Is there a way to solve this?
Thanks for the help ;-)
If you can't change the inheritance of A in your library to virtual, there is no way to make a diamond with a single A element a the top. The standard explicitly allows for mixing virtual and non-virtual inheritance of the same base class:
10.1/6: for an object c of class type C, a single subobject of type V is shared by every base subobject of c that has a virtual base class of type V. (...).
10.1/7: A class can have both virtual and non-virtual base classes of a given type.
Example:
namespace mylib { // namesape just to higlight the boundaries of the library
struct Person { // A
static int counter;
int id;
Person() : id(++counter) {}
void whoami() { cout << "I'm "<<id<<endl; }
}; //A
struct Friend: Person {}; //B -> A
int Person::counter=0;
}
struct Employee : virtual mylib::Person {}; // C->A
struct Colleague : Employee, mylib::Friend {}; // D->(B,c)
...
mylib::Friend p1; // ok !
p1.whoami();
Employee p2; // ok !
p2.whoami();
Colleague p3; // Attention: No diamond !
//p3.whoami(); // ouch !! not allowed: no diamond so for which base
// object has the function to be called ?
p3.Employee::whoami(); // first occurrence of A
p3.mylib::Friend::whoami(); // second second occurrence of A
As you have no way to intervene in your external library you have to organize things differently. But however you'll do it, it will be sweat and tears.
You could define C (Employee in my example) by using composition of A (Person in my example). The A subobject would either be created or in special cases taken over from another object. You'd need to undertake the effort to replicate A's interface, forwarding the calls to an A subobject.
The general idea would look like:
class Employee {
mylib::Person *a;
bool owna;
protected:
Employee (mylib::Person& x) : a(&x), owna(false) { } // use existing A
public:
Employee () : a(new mylib::Person), owna(true) { } // create A subobject
~Employee () { if (owna) delete a; }
void whoami() { a->whoami(); } // A - fowarding
};
If you do this, you could then define D with multiple inheritance, with a trick in the constructor:
struct Colleague : mylib::Friend, Employee {
Colleague () : mylib::Friend(), Employee(*static_cast<Person*>(this)) {};
using Friend::whoami;
};
The only issue would then the ambiguity of the member functions of A interface (that have been provided in C as explained above). You therefore have to tell with a using clause that for A, you go via B and not via C.
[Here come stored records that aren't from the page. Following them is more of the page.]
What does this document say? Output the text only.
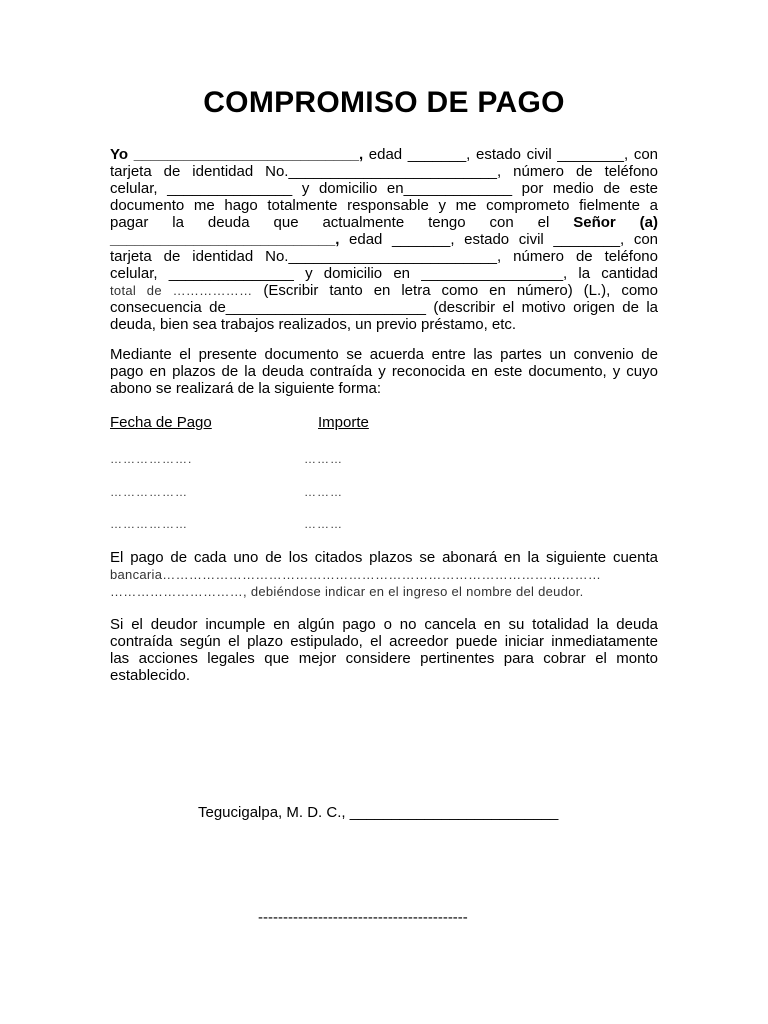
COMPROMISO DE PAGO
Yo ___________________________, edad _______, estado civil ________, con
tarjeta de identidad No._________________________, número de teléfono
celular, _______________ y domicilio en_____________ por medio de este
documento me hago totalmente responsable y me comprometo fielmente a
pagar la deuda que actualmente tengo con el Señor (a)
___________________________, edad _______, estado civil ________, con
tarjeta de identidad No._________________________, número de teléfono
celular, _______________ y domicilio en _________________, la cantidad
total de ……………… (Escribir tanto en letra como en número) (L.), como
consecuencia de________________________ (describir el motivo origen de la
deuda, bien sea trabajos realizados, un previo préstamo, etc.
Mediante el presente documento se acuerda entre las partes un convenio de
pago en plazos de la deuda contraída y reconocida en este documento, y cuyo
abono se realizará de la siguiente forma:
Fecha de Pago	Importe
……………….	………
………………	………
………………	………
El pago de cada uno de los citados plazos se abonará en la siguiente cuenta
bancaria………………………………………………………………………………………
…………………………, debiéndose indicar en el ingreso el nombre del deudor.
Si el deudor incumple en algún pago o no cancela en su totalidad la deuda
contraída según el plazo estipulado, el acreedor puede iniciar inmediatamente
las acciones legales que mejor considere pertinentes para cobrar el monto
establecido.
Tegucigalpa, M. D. C., _________________________
------------------------------------------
In final, you could use this:
Employee p2;
p2.whoami();
Colleague p3; // Artifical diamond !
p3.whoami(); // YES !!
p3.Employee::whoami(); // first occurence of A
p3.mylib::Friend::whoami(); // second second occurence of A
// all whoami refer to the same A !!!
It works nicely: Online demo
Conclusion
So yes, it's possible to solve this, but it's very tricky. As I said: it will be sweat and tears.
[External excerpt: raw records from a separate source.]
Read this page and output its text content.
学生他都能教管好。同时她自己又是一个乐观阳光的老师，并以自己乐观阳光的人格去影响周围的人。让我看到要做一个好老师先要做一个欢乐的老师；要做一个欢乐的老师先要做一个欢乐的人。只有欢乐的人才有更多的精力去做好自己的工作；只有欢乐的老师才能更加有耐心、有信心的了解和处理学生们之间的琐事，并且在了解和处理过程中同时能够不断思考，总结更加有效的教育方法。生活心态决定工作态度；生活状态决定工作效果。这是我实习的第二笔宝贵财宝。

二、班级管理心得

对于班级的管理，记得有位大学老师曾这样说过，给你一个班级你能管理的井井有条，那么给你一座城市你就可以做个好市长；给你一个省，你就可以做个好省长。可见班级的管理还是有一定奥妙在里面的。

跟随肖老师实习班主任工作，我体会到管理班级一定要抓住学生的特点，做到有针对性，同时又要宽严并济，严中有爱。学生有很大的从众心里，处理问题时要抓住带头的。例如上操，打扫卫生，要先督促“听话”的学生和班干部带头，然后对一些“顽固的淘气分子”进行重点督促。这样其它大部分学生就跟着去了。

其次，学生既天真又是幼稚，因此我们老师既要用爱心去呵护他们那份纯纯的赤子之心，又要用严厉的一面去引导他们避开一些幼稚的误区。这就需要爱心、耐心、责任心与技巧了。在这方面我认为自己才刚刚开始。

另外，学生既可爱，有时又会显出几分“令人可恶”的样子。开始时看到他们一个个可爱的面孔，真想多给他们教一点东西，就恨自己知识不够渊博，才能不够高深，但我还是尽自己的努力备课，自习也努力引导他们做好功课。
For instance, you have no problem to convert a Colleague to a Person. But for Employee, you'd need to provide conversion operators. You have to implement the rule of 3/5 in Employee And you have to take care of everything that could go wrong (failed allocation, etc...). It will not be a piece of cake.
So it's really worth to reconsider your design, as Lightness Races in Orbit suggested in the comments :-)